Local manufacturing performance grew during June for the first time since February, due to pleasing performance in the textiles, construction materials, basic metals and chemicals, petroleum and coal sectors.
New orders and production expanded during June, lifting the Australian Industry Group – PwC Australian Performance of Manufacturing Index (Australian PMI) 5.2 points to 52.9, which is above the 50-point level separating expansion from contraction.
Though the strong Australian dollar continues to hurt manufacturers, the positive June PMI result is proof that local companies are still bucking the odds and performing well against obstacles.
The main findings during June were:
• The Australian PMI expanded in June for the first time since February.
• Construction materials and basic metals were among the six sub-sectors which expanded in the month, up from three in May.
• The new orders sub-index grew 6.0 points to 54.6 driven by strong activity in construction materials and basic metals.
• The production sub-index also expanded (54.7).

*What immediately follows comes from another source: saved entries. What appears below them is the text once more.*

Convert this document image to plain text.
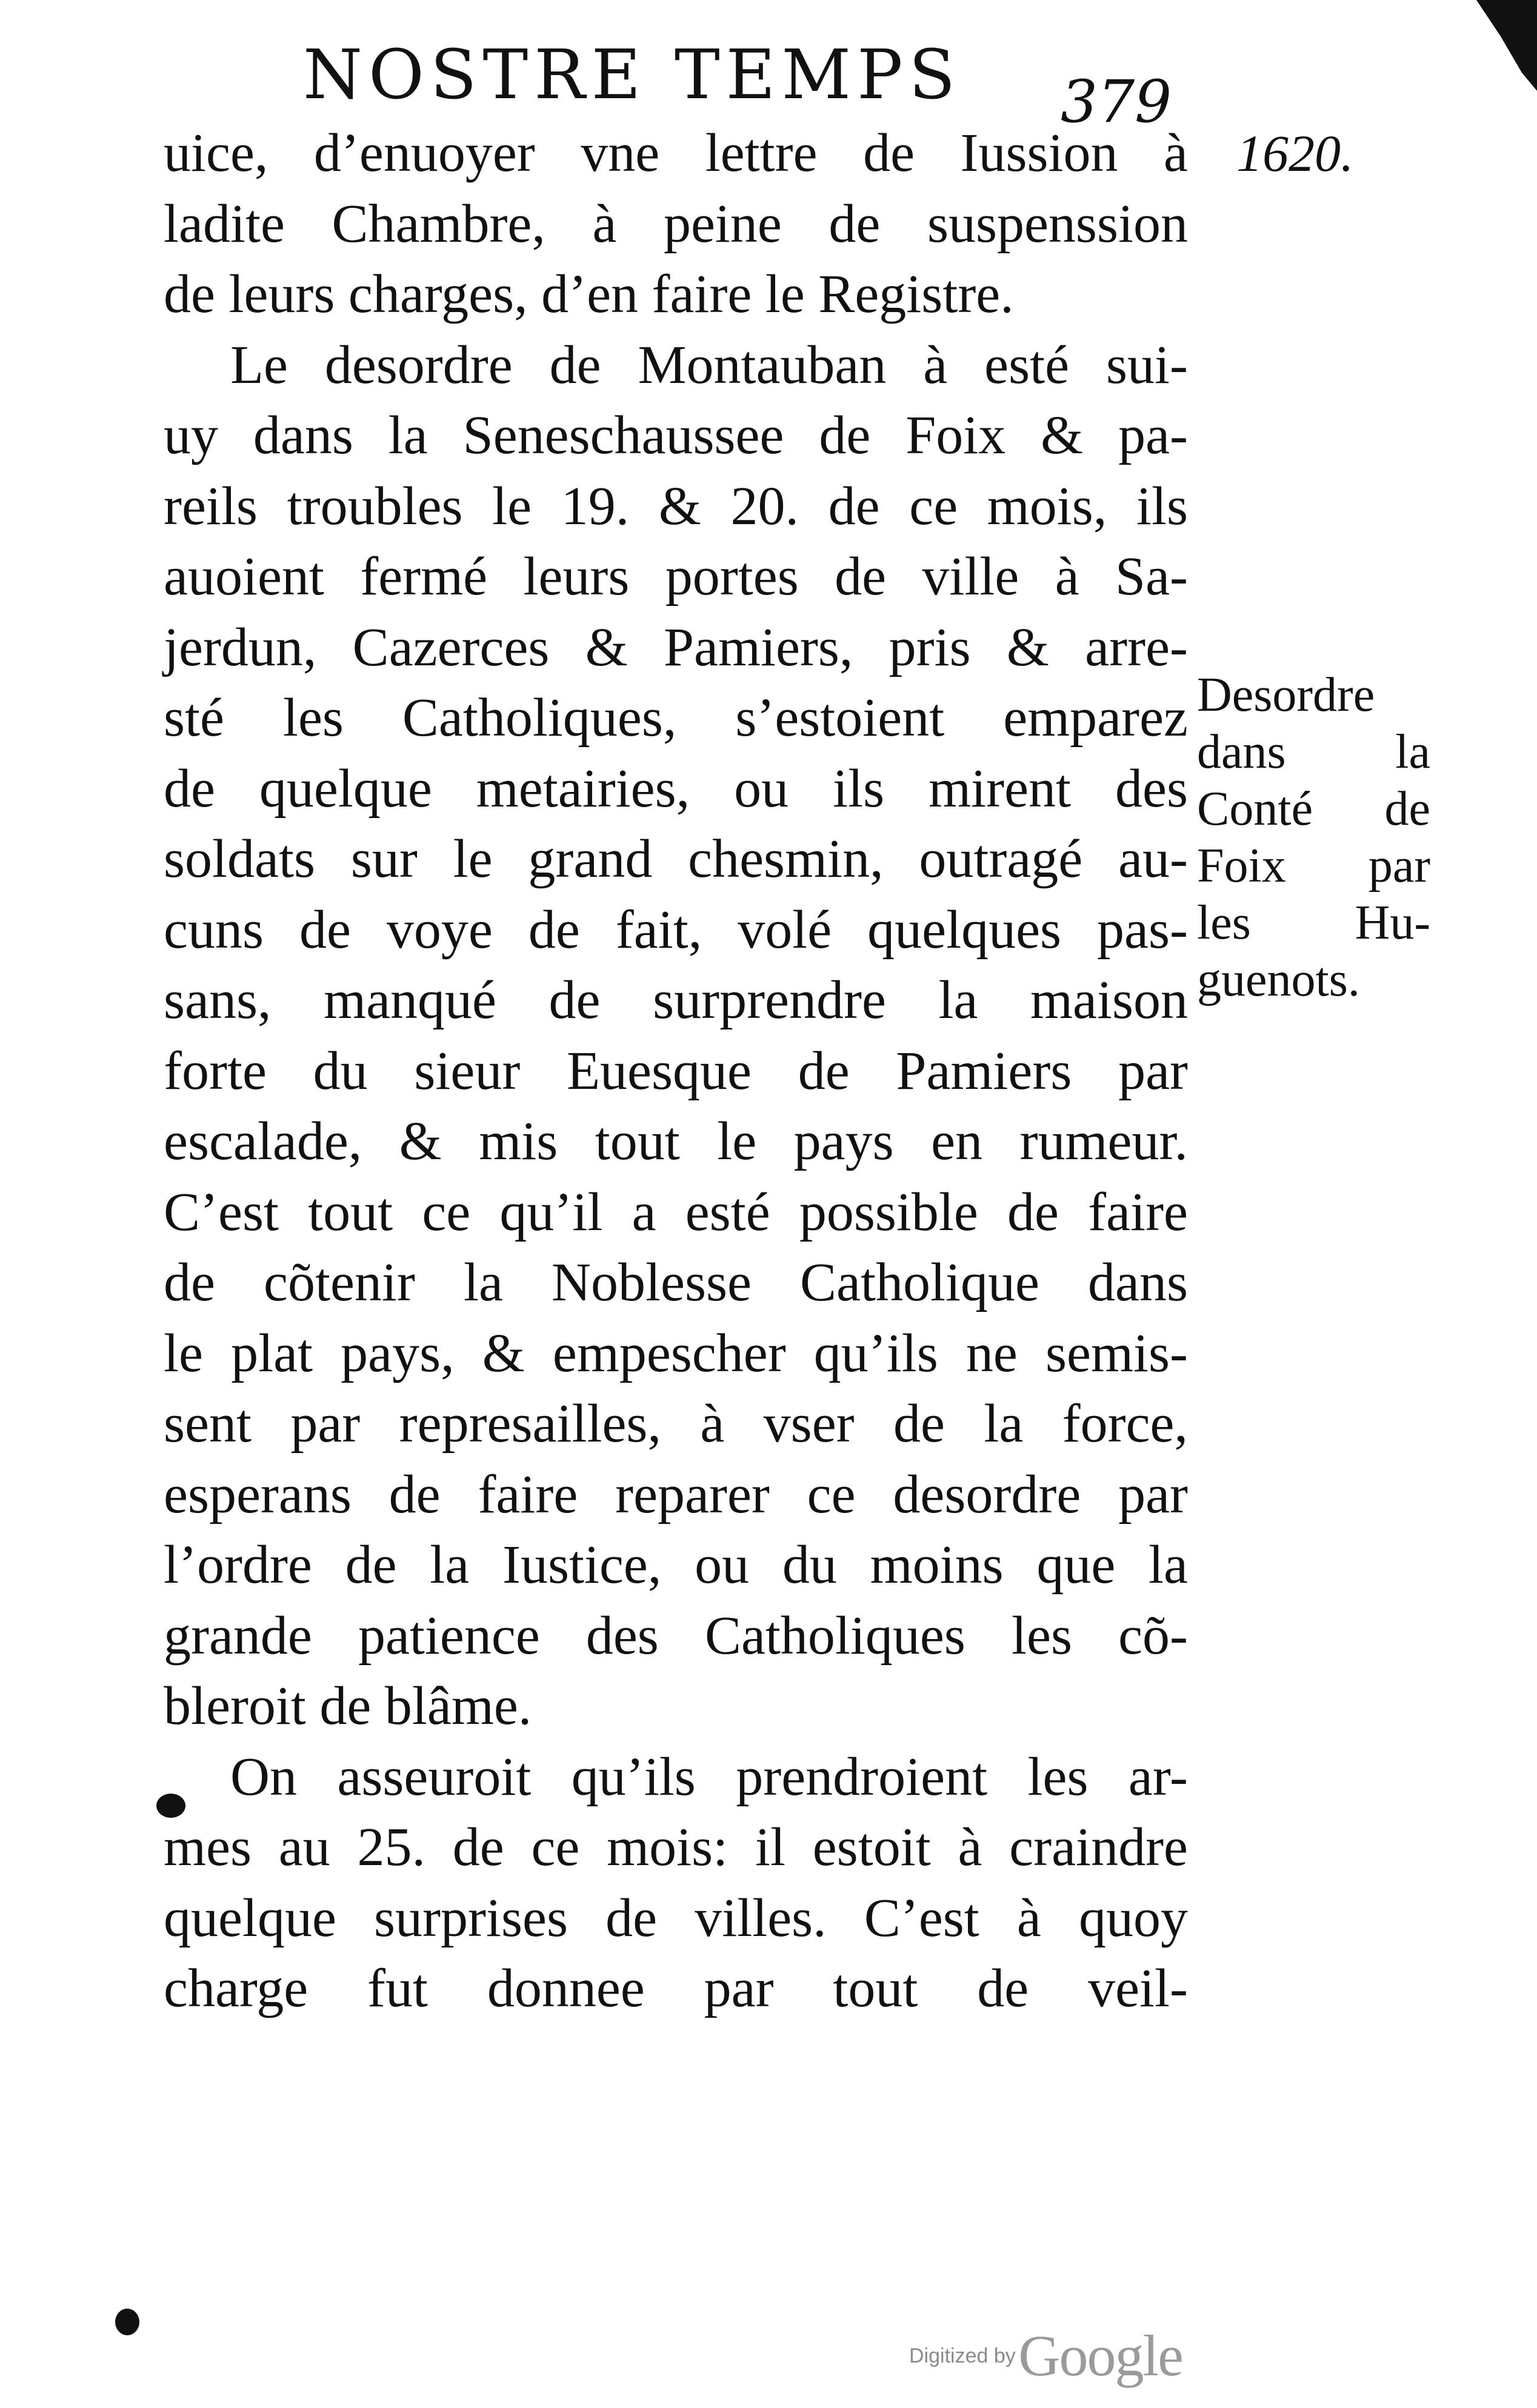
NOSTRE TEMPS 379
1620.
uice, d’enuoyer vne lettre de Iussion à
ladite Chambre, à peine de suspenssion
de leurs charges, d’en faire le Registre.
Le desordre de Montauban à esté sui-
uy dans la Seneschaussee de Foix & pa-
reils troubles le 19. & 20. de ce mois, ils
auoient fermé leurs portes de ville à Sa-
jerdun, Cazerces & Pamiers, pris & arre-
sté les Catholiques, s’estoient emparez
de quelque metairies, ou ils mirent des
soldats sur le grand chesmin, outragé au-
cuns de voye de fait, volé quelques pas-
sans, manqué de surprendre la maison
forte du sieur Euesque de Pamiers par
escalade, & mis tout le pays en rumeur.
C’est tout ce qu’il a esté possible de faire
de cõtenir la Noblesse Catholique dans
le plat pays, & empescher qu’ils ne semis-
sent par represailles, à vser de la force,
esperans de faire reparer ce desordre par
l’ordre de la Iustice, ou du moins que la
grande patience des Catholiques les cõ-
bleroit de blâme.
On asseuroit qu’ils prendroient les ar-
mes au 25. de ce mois: il estoit à craindre
quelque surprises de villes. C’est à quoy
charge fut donnee par tout de veil-
Desordre
dans la
Conté de
Foix par
les Hu-
guenots.
Digitized by Google
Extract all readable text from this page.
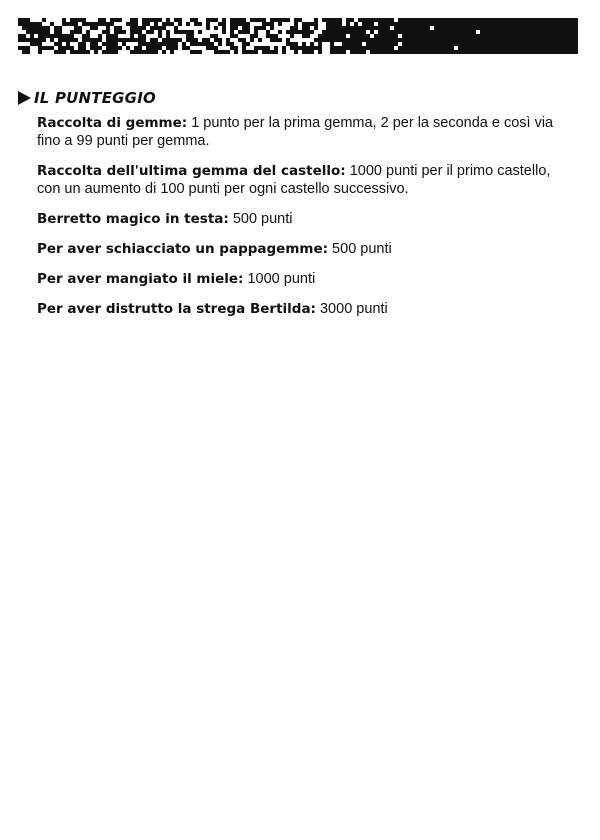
IL PUNTEGGIO
Raccolta di gemme: 1 punto per la prima gemma, 2 per la seconda e così via fino a 99 punti per gemma.
Raccolta dell'ultima gemma del castello: 1000 punti per il primo castello, con un aumento di 100 punti per ogni castello successivo.
Berretto magico in testa: 500 punti
Per aver schiacciato un pappagemme: 500 punti
Per aver mangiato il miele: 1000 punti
Per aver distrutto la strega Bertilda: 3000 punti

• The strong dollar continues to have a negative impact on manufacturing with exports continuing to contract in June (45.9).
• Queensland, Victoria and Tasmania recorded manufacturing growth in June.
"The positive result, particularly the lift in new orders, is good news for a sector that has been weak for some 12 months,” said Ai Group chief executive, Heather Ridout.
“It will contribute to some extent in recovering lost ground after an extended run of contractions. The sector confronts some formidable headwinds in the form of the high dollar, rising energy costs and constraining interest rates and these are unlikely to abate any time soon.”
Among these ‘formidable headwinds’ is the looking carbon tax, which is expected to affect trade-exposed businesses like manufacturing more than others.
"These circumstances point to the severe risks for the sector of imposing a price on carbon and the need for very strong measures for trade-exposed businesses and a starting price that gives industry room to adjust," said Ridout.
According to PwC Global Head of Industrial Manufacturing, Graeme Billings, the lift in manufacturing performance in June points to the resilience of manufacturers in the face of adversity.
“The efforts of manufacturers has seen the Australian PMI clawing its way out of negative territory over the past few months. There should, however, be no doubt about how tough conditions are and how important it is for manufacturers to continue to search for ways to lift business performance and seek new avenues of advantage," he said.
Interestingly, the textiles sector was among the highest-performing sectors during June, assumedly due to the government’s $35 million injection in the textiles, clothing and footwear sector announced April.